Cuando el agua regenerada se convierte en potable, adecuada para ser ingerida por las personas, esta reutilización se subdivide en Indirecta, cuando el agua regenerada es mezclada con otra agua natural, es el caso de la infiltración de agua regenerada en un acuífero natural del cual se extraerá agua para la obtención de agua potable y de Reutilización Directa, cuando introducimos el agua regenerada en la red de distribución de agua potable.
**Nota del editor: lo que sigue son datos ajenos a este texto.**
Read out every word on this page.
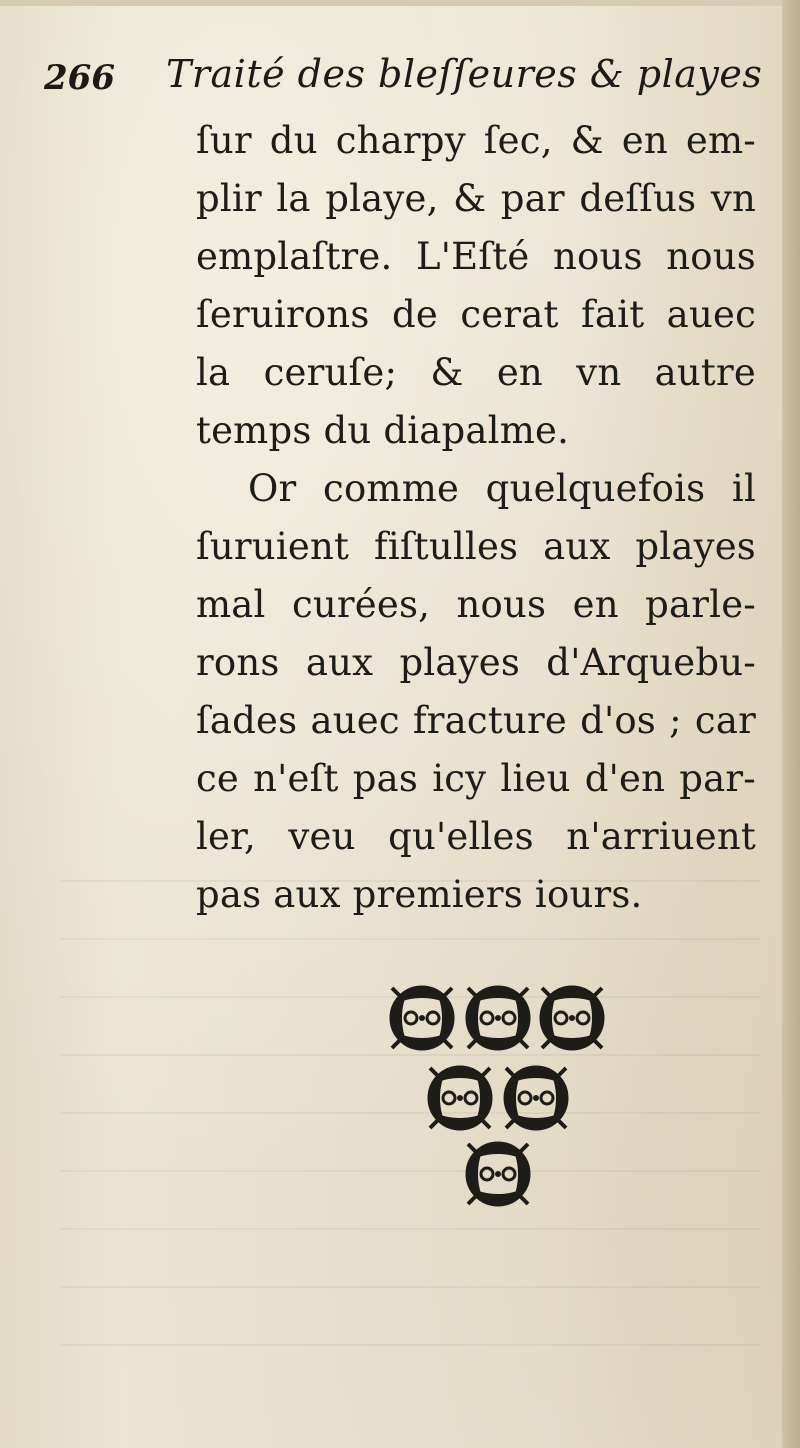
266 Traité des bleſſeures & playes
ſur du charpy ſec, & en em-
plir la playe, & par deſſus vn
emplaſtre. L'Eſté nous nous
ſeruirons de cerat fait auec
la ceruſe; & en vn autre
temps du diapalme.
Or comme quelquefois il
ſuruient fiſtulles aux playes
mal curées, nous en parle-
rons aux playes d'Arquebu-
ſades auec fracture d'os ; car
ce n'eſt pas icy lieu d'en par-
ler, veu qu'elles n'arriuent
pas aux premiers iours.
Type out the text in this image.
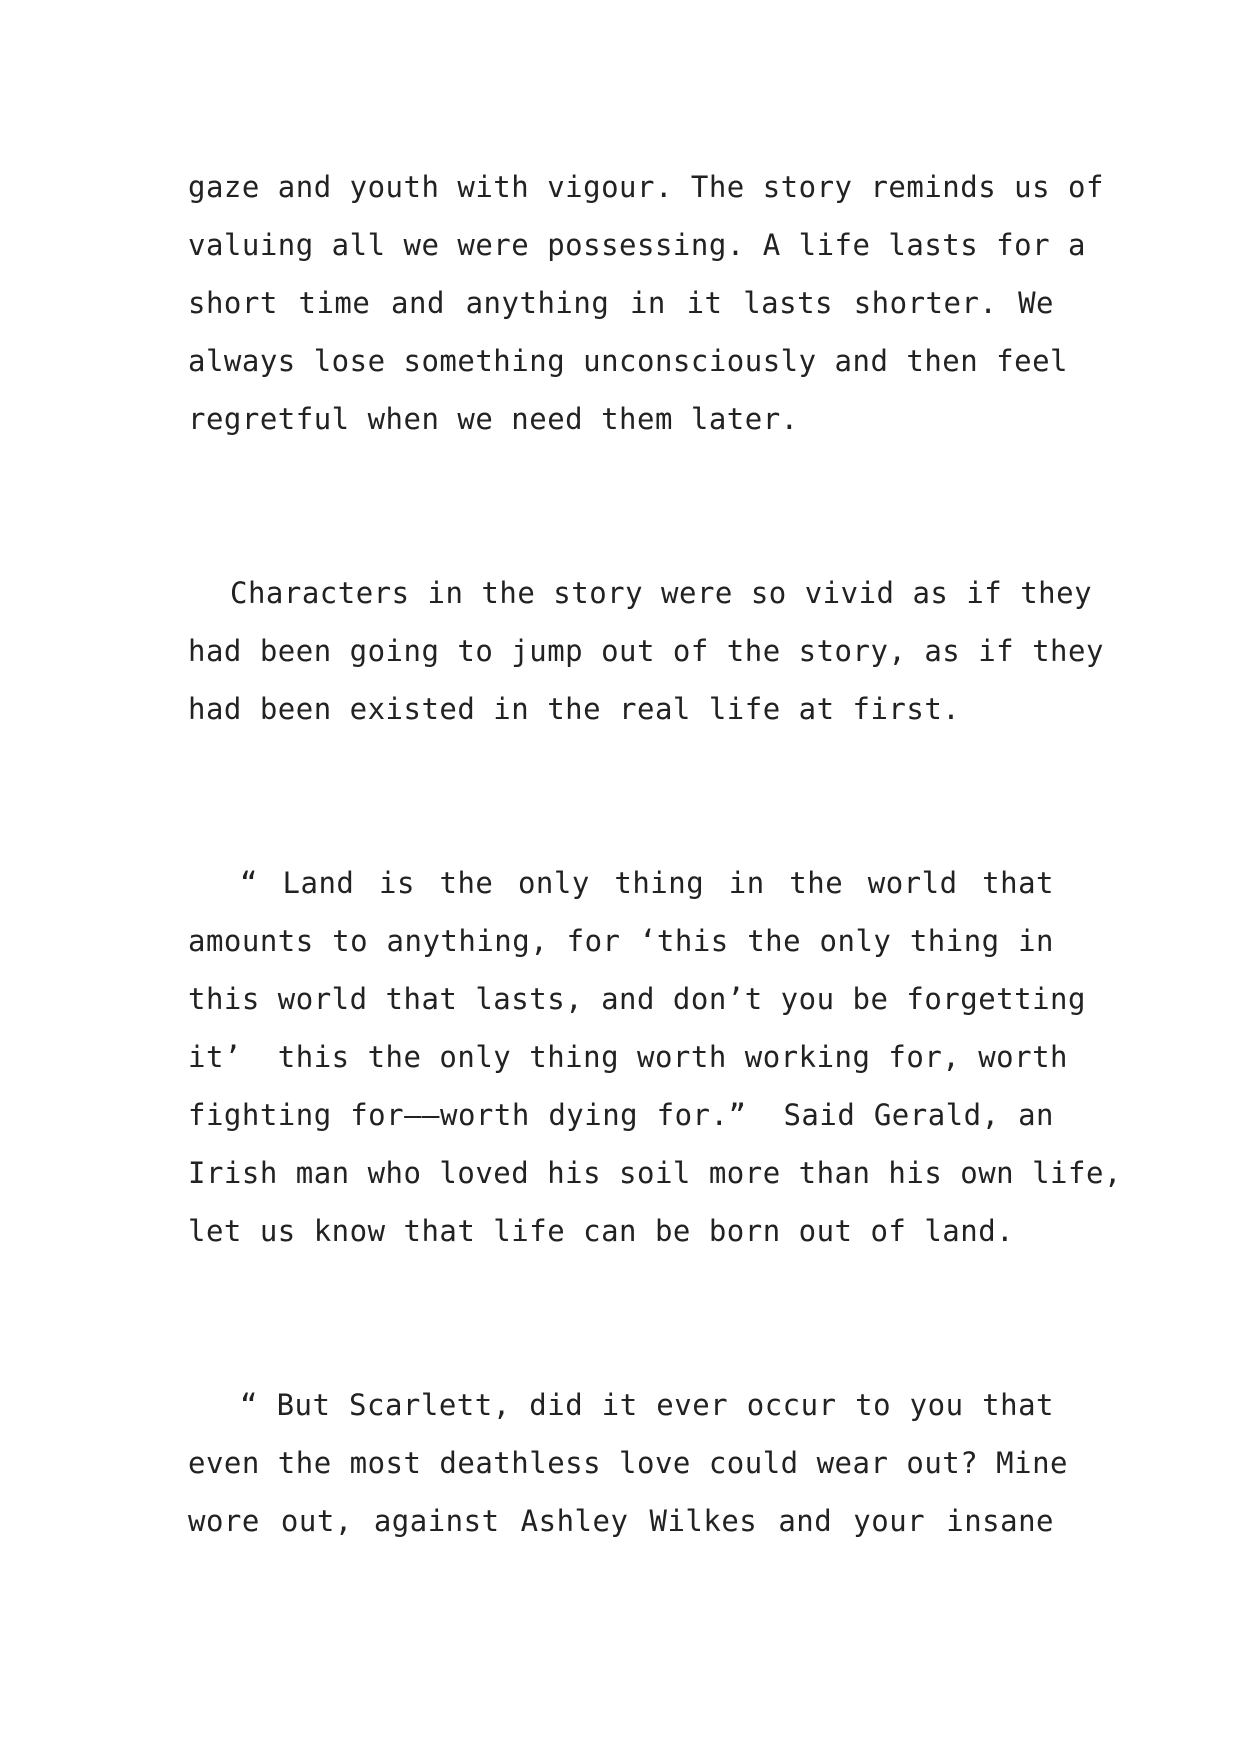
gaze and youth with vigour. The story reminds us of
valuing all we were possessing. A life lasts for a
short time and anything in it lasts shorter. We
always lose something unconsciously and then feel
regretful when we need them later.
Characters in the story were so vivid as if they
had been going to jump out of the story, as if they
had been existed in the real life at first.
“ Land is the only thing in the world that
amounts to anything, for ‘this the only thing in
this world that lasts, and don’t you be forgetting
it’  this the only thing worth working for, worth
fighting for——worth dying for.”  Said Gerald, an
Irish man who loved his soil more than his own life,
let us know that life can be born out of land.
“ But Scarlett, did it ever occur to you that
even the most deathless love could wear out? Mine
wore out, against Ashley Wilkes and your insane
El debate sobre el futuro de la reutilización, y de los medios técnicos para la regeneración de agua, está centrado entre impulsar la reutilización indirecta para usos potables, o la reutilización solamente a usos no potables. La reutilización de agua regenerada, tiene las ventajas de permitir recuperar caudales que serían vertidos al mar, mejorar la calidad en el vertido y el medio receptor (el tratamiento terciario en una EDAR será más eficiente cuanto más constante sea el agua del secundario, la cual depende directamente de la carga vertida al sistema que se debe tratar en la planta depuradora, al reutilizar el agua se produce una mejora indirecta de las cargas vertidas al sistema) así como constituir un componente esencial de la gestión integral de los recursos hídricos.